US Senator Edward Markey delivered a blistering call Friday for lawmakers to pass stricter gun control measures, saying the worst mass shooting in modern US history should compel them to act boldly.
On the heels of his participation in Senate Democrats’ 15-hour filibuster that ended early Thursday, Markey said at a news conference attended by gun control activists that the impending votes on gun control measures will hold other senators accountable.
On Monday, just over a week after the Orlando massacre, the US Senate is expected to vote on a bill to prohibit people who are on a federal “no-fly’’ list from buying guns, and on an amendment to require broader use of background checks in gun sales.
“It’s time for us to have a showdown on the floor of the United States Senate,’’ Markey said at the news conference, at Fenway Health.
However, he also said he has yet to see signs of compromise from the Republicans. Later, Markey said that whether or not these amendments pass, they will serve as a litmus test for voters come election season.
John Rosenthal, head of the Newton-Based group Handgun Violence, joined Markey. He pulled no punches.
“The gun industry is getting away with murder because Congress allows it,’’ Rosenthal said. “Congress has blood on their hands.’’
Markey and other members of the Massachusetts congressional delegation have ratcheted up pressure on other lawmakers for tougher gun control measures in the days following the Orlando killings.
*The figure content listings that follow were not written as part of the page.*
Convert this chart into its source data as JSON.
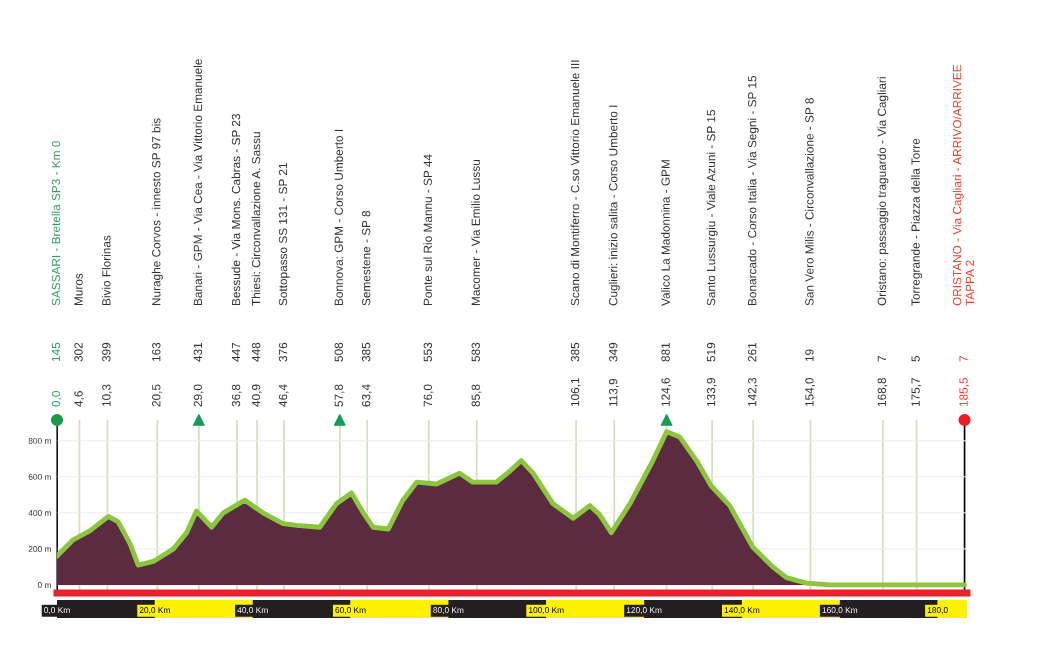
{
  "chart_data": [
    {
      "type": "other",
      "annotations": [
        "0,0",
        "145",
        "SASSARI - Bretella SP3 - Km 0",
        "4,6",
        "302",
        "Muros",
        "10,3",
        "399",
        "Bivio Florinas",
        "20,5",
        "163",
        "Nuraghe Corvos - innesto SP 97 bis",
        "29,0",
        "431",
        "Banari - GPM - Via Cea - Via Vittorio Emanuele",
        "36,8",
        "447",
        "Bessude - Via Mons. Cabras - SP 23",
        "40,9",
        "448",
        "Thiesi: Circonvallazione A. Sassu",
        "46,4",
        "376",
        "Sottopasso SS 131 - SP 21",
        "57,8",
        "508",
        "Bonnova: GPM - Corso Umberto I",
        "63,4",
        "385",
        "Semestene - SP 8",
        "76,0",
        "553",
        "Ponte sul Rio Mannu - SP 44",
        "85,8",
        "583",
        "Macomer - Via Emilio Lussu",
        "106,1",
        "385",
        "Scano di Montiferro - C.so Vittorio Emanuele III",
        "113,9",
        "349",
        "Cuglieri: inizio salita - Corso Umberto I",
        "124,6",
        "881",
        "Valico La Madonnina - GPM",
        "133,9",
        "519",
        "Santo Lussurgiu - Viale Azuni - SP 15",
        "142,3",
        "261",
        "Bonarcado - Corso Italia - Via Segni - SP 15",
        "154,0",
        "19",
        "San Vero Milis - Circonvallazione - SP 8",
        "168,8",
        "7",
        "Oristano: passaggio traguardo - Via Cagliari",
        "175,7",
        "5",
        "Torregrande - Piazza della Torre",
        "185,5",
        "7",
        "ORISTANO - Via Cagliari - ARRIVO/ARRIVEE\nTAPPA 2"
      ]
    },
    {
      "type": "area",
      "x": [
        0,
        3.3,
        6.7,
        10.5,
        12.5,
        14.9,
        16.6,
        19.7,
        23.8,
        26.5,
        28.5,
        29.9,
        31.6,
        34.0,
        38.4,
        42.1,
        46.2,
        49.0,
        53.7,
        57.1,
        60.2,
        62.6,
        64.6,
        67.7,
        70.7,
        73.5,
        77.6,
        82.3,
        85.0,
        89.8,
        92.5,
        94.9,
        97.3,
        101.4,
        105.5,
        108.9,
        110.9,
        113.3,
        117.1,
        121.8,
        124.6,
        127.3,
        130.7,
        133.7,
        137.5,
        142.2,
        146.3,
        149.1,
        153.2,
        157.9,
        185.5
      ],
      "series": [
        {
          "color": "#5b2c40",
          "values": [
            160,
            250,
            300,
            380,
            350,
            230,
            110,
            130,
            200,
            290,
            410,
            370,
            320,
            400,
            470,
            400,
            340,
            330,
            320,
            450,
            510,
            400,
            320,
            310,
            470,
            570,
            560,
            620,
            570,
            570,
            630,
            690,
            620,
            450,
            370,
            440,
            390,
            290,
            450,
            690,
            850,
            820,
            690,
            550,
            440,
            210,
            100,
            40,
            10,
            0,
            0
          ]
        }
      ],
      "xlim": [
        0,
        186
      ],
      "ylim": [
        -45,
        915
      ],
      "xticks": [
        {
          "value": 0,
          "label": "0,0 Km"
        },
        {
          "value": 20,
          "label": "20,0 Km"
        },
        {
          "value": 40,
          "label": "40,0 Km"
        },
        {
          "value": 60,
          "label": "60,0 Km"
        },
        {
          "value": 80,
          "label": "80,0 Km"
        },
        {
          "value": 100,
          "label": "100,0 Km"
        },
        {
          "value": 120,
          "label": "120,0 Km"
        },
        {
          "value": 140,
          "label": "140,0 Km"
        },
        {
          "value": 160,
          "label": "160,0 Km"
        },
        {
          "value": 180,
          "label": "180,0"
        }
      ],
      "yticks": [
        {
          "value": 0,
          "label": "0 m"
        },
        {
          "value": 200,
          "label": "200 m"
        },
        {
          "value": 400,
          "label": "400 m"
        },
        {
          "value": 600,
          "label": "600 m"
        },
        {
          "value": 800,
          "label": "800 m"
        }
      ],
      "grid": "y",
      "legend": false,
      "ref_lines": [
        {
          "axis": "x",
          "value": 0.0,
          "color": "#000000"
        },
        {
          "axis": "x",
          "value": 4.6,
          "color": "#cfe0bd"
        },
        {
          "axis": "x",
          "value": 10.3,
          "color": "#cfe0bd"
        },
        {
          "axis": "x",
          "value": 20.5,
          "color": "#cfe0bd"
        },
        {
          "axis": "x",
          "value": 29.0,
          "color": "#cfe0bd"
        },
        {
          "axis": "x",
          "value": 36.8,
          "color": "#cfe0bd"
        },
        {
          "axis": "x",
          "value": 40.9,
          "color": "#cfe0bd"
        },
        {
          "axis": "x",
          "value": 46.4,
          "color": "#cfe0bd"
        },
        {
          "axis": "x",
          "value": 57.8,
          "color": "#cfe0bd"
        },
        {
          "axis": "x",
          "value": 63.4,
          "color": "#cfe0bd"
        },
        {
          "axis": "x",
          "value": 76.0,
          "color": "#cfe0bd"
        },
        {
          "axis": "x",
          "value": 85.8,
          "color": "#cfe0bd"
        },
        {
          "axis": "x",
          "value": 106.1,
          "color": "#cfe0bd"
        },
        {
          "axis": "x",
          "value": 113.9,
          "color": "#cfe0bd"
        },
        {
          "axis": "x",
          "value": 124.6,
          "color": "#cfe0bd"
        },
        {
          "axis": "x",
          "value": 133.9,
          "color": "#cfe0bd"
        },
        {
          "axis": "x",
          "value": 142.3,
          "color": "#cfe0bd"
        },
        {
          "axis": "x",
          "value": 154.0,
          "color": "#cfe0bd"
        },
        {
          "axis": "x",
          "value": 168.8,
          "color": "#cfe0bd"
        },
        {
          "axis": "x",
          "value": 175.7,
          "color": "#cfe0bd"
        },
        {
          "axis": "x",
          "value": 185.5,
          "color": "#000000"
        }
      ]
    }
  ]
}
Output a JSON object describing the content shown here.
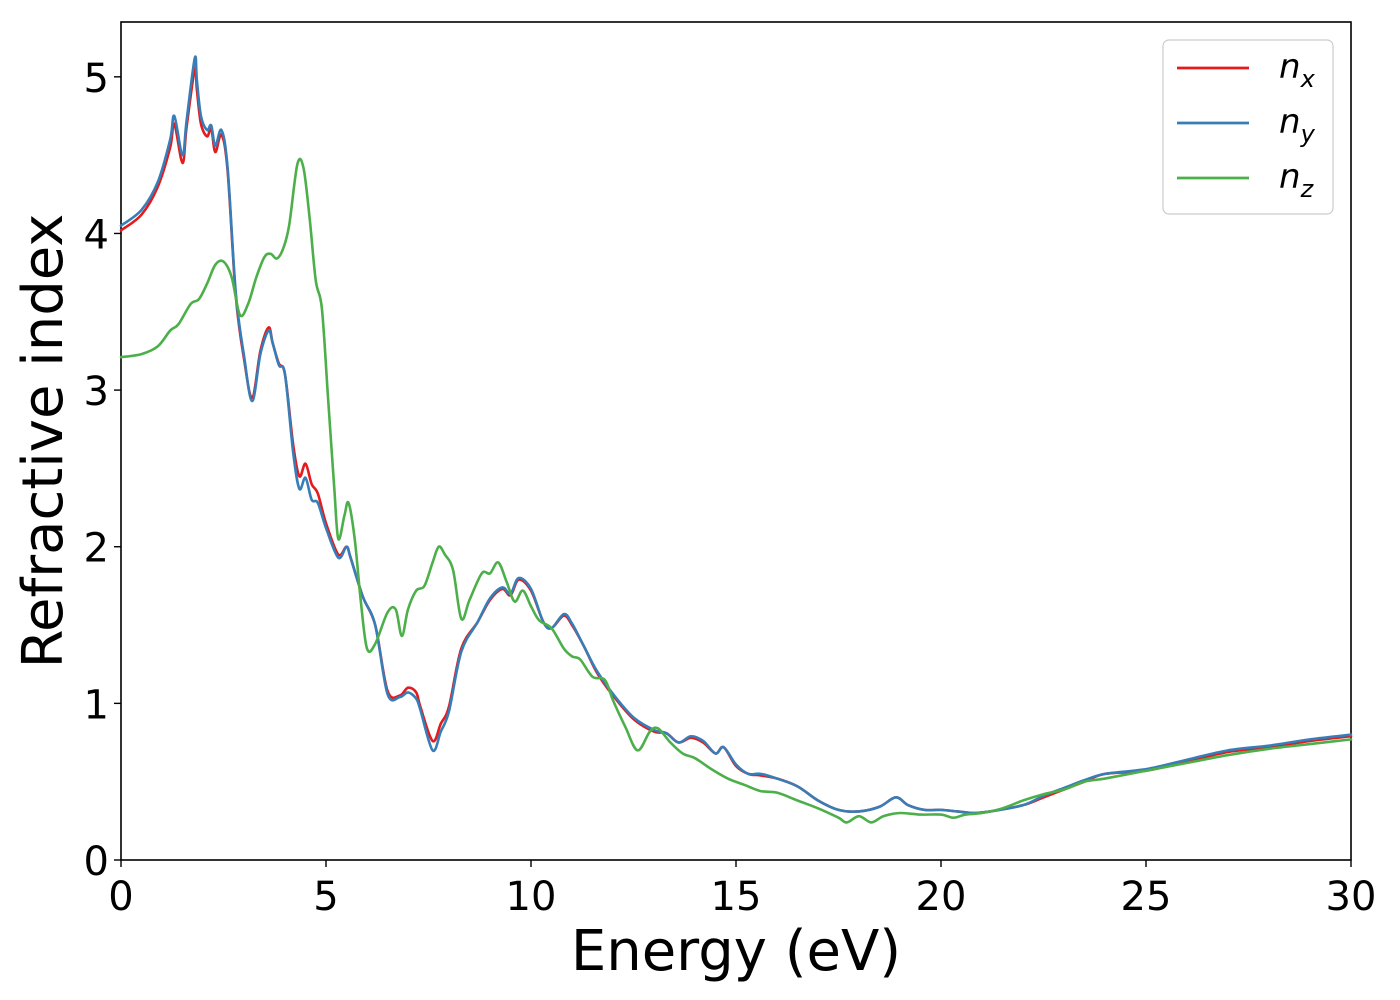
{
  "chart_data": {
    "type": "line",
    "title": "",
    "xlabel": "Energy (eV)",
    "ylabel": "Refractive index",
    "xlim": [
      0,
      30
    ],
    "ylim": [
      0,
      5.35
    ],
    "xticks": [
      0,
      5,
      10,
      15,
      20,
      25,
      30
    ],
    "yticks": [
      0,
      1,
      2,
      3,
      4,
      5
    ],
    "grid": false,
    "legend_position": "top-right",
    "series": [
      {
        "name": "n_x",
        "label_base": "n",
        "label_sub": "x",
        "color": "#e41a1c",
        "x": [
          0,
          0.5,
          0.9,
          1.2,
          1.3,
          1.5,
          1.6,
          1.8,
          1.85,
          1.95,
          2.1,
          2.2,
          2.3,
          2.45,
          2.6,
          2.8,
          3.0,
          3.2,
          3.4,
          3.6,
          3.7,
          3.85,
          4.0,
          4.2,
          4.35,
          4.5,
          4.65,
          4.8,
          5.0,
          5.3,
          5.5,
          5.6,
          5.9,
          6.2,
          6.5,
          6.8,
          7.0,
          7.2,
          7.3,
          7.6,
          7.8,
          8.0,
          8.3,
          8.7,
          9.0,
          9.3,
          9.5,
          9.7,
          10.0,
          10.3,
          10.5,
          10.8,
          11.0,
          11.3,
          11.6,
          12.0,
          12.5,
          13.0,
          13.3,
          13.6,
          13.9,
          14.2,
          14.5,
          14.7,
          15.0,
          15.3,
          15.6,
          16.0,
          16.5,
          17.0,
          17.5,
          18.0,
          18.5,
          18.9,
          19.2,
          19.6,
          20.0,
          20.4,
          20.8,
          21.2,
          22.0,
          22.5,
          23.0,
          23.5,
          24.0,
          25.0,
          26.0,
          27.0,
          28.0,
          29.0,
          30.0
        ],
        "y": [
          4.02,
          4.12,
          4.3,
          4.55,
          4.7,
          4.45,
          4.68,
          5.05,
          4.92,
          4.7,
          4.62,
          4.67,
          4.52,
          4.63,
          4.4,
          3.6,
          3.2,
          2.95,
          3.25,
          3.4,
          3.3,
          3.17,
          3.1,
          2.65,
          2.45,
          2.53,
          2.4,
          2.34,
          2.15,
          1.95,
          2.0,
          1.93,
          1.68,
          1.5,
          1.08,
          1.05,
          1.1,
          1.07,
          0.98,
          0.76,
          0.87,
          0.98,
          1.35,
          1.52,
          1.66,
          1.73,
          1.69,
          1.79,
          1.72,
          1.52,
          1.48,
          1.56,
          1.5,
          1.36,
          1.2,
          1.05,
          0.9,
          0.82,
          0.81,
          0.75,
          0.78,
          0.75,
          0.68,
          0.72,
          0.6,
          0.55,
          0.54,
          0.52,
          0.47,
          0.38,
          0.32,
          0.31,
          0.34,
          0.4,
          0.35,
          0.32,
          0.32,
          0.31,
          0.3,
          0.31,
          0.35,
          0.4,
          0.45,
          0.5,
          0.55,
          0.57,
          0.63,
          0.69,
          0.72,
          0.76,
          0.79
        ]
      },
      {
        "name": "n_y",
        "label_base": "n",
        "label_sub": "y",
        "color": "#377eb8",
        "x": [
          0,
          0.5,
          0.9,
          1.2,
          1.3,
          1.5,
          1.6,
          1.8,
          1.85,
          1.95,
          2.1,
          2.2,
          2.3,
          2.45,
          2.6,
          2.8,
          3.0,
          3.2,
          3.4,
          3.6,
          3.7,
          3.85,
          4.0,
          4.2,
          4.35,
          4.5,
          4.65,
          4.8,
          5.0,
          5.3,
          5.5,
          5.6,
          5.9,
          6.2,
          6.5,
          6.8,
          7.0,
          7.2,
          7.3,
          7.6,
          7.8,
          8.0,
          8.3,
          8.7,
          9.0,
          9.3,
          9.5,
          9.7,
          10.0,
          10.3,
          10.5,
          10.8,
          11.0,
          11.3,
          11.6,
          12.0,
          12.5,
          13.0,
          13.3,
          13.6,
          13.9,
          14.2,
          14.5,
          14.7,
          15.0,
          15.3,
          15.6,
          16.0,
          16.5,
          17.0,
          17.5,
          18.0,
          18.5,
          18.9,
          19.2,
          19.6,
          20.0,
          20.4,
          20.8,
          21.2,
          22.0,
          22.5,
          23.0,
          23.5,
          24.0,
          25.0,
          26.0,
          27.0,
          28.0,
          29.0,
          30.0
        ],
        "y": [
          4.05,
          4.15,
          4.33,
          4.6,
          4.75,
          4.5,
          4.72,
          5.12,
          4.98,
          4.75,
          4.66,
          4.69,
          4.56,
          4.66,
          4.42,
          3.62,
          3.22,
          2.93,
          3.23,
          3.38,
          3.3,
          3.16,
          3.1,
          2.6,
          2.37,
          2.44,
          2.3,
          2.28,
          2.12,
          1.93,
          2.0,
          1.93,
          1.68,
          1.5,
          1.06,
          1.04,
          1.07,
          1.03,
          0.96,
          0.7,
          0.82,
          0.95,
          1.33,
          1.52,
          1.67,
          1.74,
          1.7,
          1.8,
          1.73,
          1.52,
          1.48,
          1.57,
          1.51,
          1.36,
          1.21,
          1.06,
          0.91,
          0.83,
          0.81,
          0.75,
          0.79,
          0.76,
          0.68,
          0.72,
          0.61,
          0.55,
          0.55,
          0.52,
          0.47,
          0.38,
          0.32,
          0.31,
          0.34,
          0.4,
          0.35,
          0.32,
          0.32,
          0.31,
          0.3,
          0.31,
          0.35,
          0.41,
          0.46,
          0.51,
          0.55,
          0.58,
          0.64,
          0.7,
          0.73,
          0.77,
          0.8
        ]
      },
      {
        "name": "n_z",
        "label_base": "n",
        "label_sub": "z",
        "color": "#4daf4a",
        "x": [
          0,
          0.5,
          0.9,
          1.2,
          1.4,
          1.7,
          1.9,
          2.1,
          2.3,
          2.5,
          2.7,
          2.9,
          3.1,
          3.3,
          3.5,
          3.65,
          3.8,
          3.95,
          4.1,
          4.3,
          4.45,
          4.6,
          4.75,
          4.9,
          5.05,
          5.2,
          5.3,
          5.45,
          5.55,
          5.7,
          5.85,
          6.0,
          6.2,
          6.5,
          6.7,
          6.85,
          7.0,
          7.2,
          7.4,
          7.6,
          7.75,
          7.9,
          8.1,
          8.3,
          8.5,
          8.8,
          9.0,
          9.2,
          9.4,
          9.6,
          9.8,
          10.0,
          10.2,
          10.5,
          10.8,
          11.0,
          11.2,
          11.5,
          11.8,
          12.0,
          12.3,
          12.6,
          12.9,
          13.1,
          13.4,
          13.7,
          14.0,
          14.4,
          14.8,
          15.2,
          15.6,
          16.0,
          16.5,
          17.0,
          17.5,
          17.7,
          18.0,
          18.3,
          18.6,
          19.0,
          19.5,
          20.0,
          20.3,
          20.6,
          21.0,
          21.5,
          22.0,
          22.5,
          23.0,
          23.5,
          24.0,
          25.0,
          26.0,
          27.0,
          28.0,
          29.0,
          30.0
        ],
        "y": [
          3.21,
          3.23,
          3.28,
          3.38,
          3.42,
          3.55,
          3.58,
          3.68,
          3.8,
          3.82,
          3.72,
          3.48,
          3.55,
          3.72,
          3.85,
          3.87,
          3.84,
          3.9,
          4.05,
          4.44,
          4.42,
          4.1,
          3.7,
          3.52,
          2.95,
          2.38,
          2.05,
          2.2,
          2.28,
          2.05,
          1.65,
          1.35,
          1.38,
          1.58,
          1.6,
          1.43,
          1.6,
          1.72,
          1.75,
          1.9,
          2.0,
          1.95,
          1.85,
          1.54,
          1.66,
          1.83,
          1.83,
          1.9,
          1.78,
          1.65,
          1.72,
          1.62,
          1.53,
          1.48,
          1.35,
          1.3,
          1.28,
          1.17,
          1.15,
          1.02,
          0.85,
          0.7,
          0.82,
          0.84,
          0.75,
          0.68,
          0.65,
          0.58,
          0.52,
          0.48,
          0.44,
          0.43,
          0.38,
          0.33,
          0.27,
          0.24,
          0.28,
          0.24,
          0.28,
          0.3,
          0.29,
          0.29,
          0.27,
          0.29,
          0.3,
          0.33,
          0.38,
          0.42,
          0.45,
          0.5,
          0.52,
          0.57,
          0.62,
          0.67,
          0.71,
          0.74,
          0.77
        ]
      }
    ]
  }
}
And this time, he said, will be different. Markey predicted that the Orlando slayings — unlike mass shootings in Newtown, Aurora, San Bernardino, and other places — will reverberate through the halls of the Capitol.
“I think everything changed in Orlando,’’ he said.
Monalisa Smith, who lost her nephew to gun violence, said the shooting epidemic isn’t confined to terrorist acts.
“What happened in Orlando was horrible,’’ said Smith, head of Massachusetts-based Mothers for Justice and Equality. “But what happens on the streets of our urban centers is just as bad.’’
Bostonians don’t have far to look for evidence of this, she said, noting last week’s killing of 17-year-old Raekwon Brown outside Jeremiah E. Burke High School.
Dr. William Begg, an emergency room physician from Newtown, Conn., also invoked the victims of gun violence in his remarks at the news conference. Begg was working in the ER after the mass shooting at Sandy Hook Elementary School.
“I witnessed the unspeakable,’’ he said at the news conference. “Children of my friends and my neighbors were shot multiple times in their classroom with an assault weapon.’’
Begg said that, in the past, Congress has taken a reactive, not a proactive, approach to gun violence. Like Markey, Smith is hopeful that Orlando will mark a turning point.
And if it doesn’t?
Well, Smith said, she’ll keep on fighting.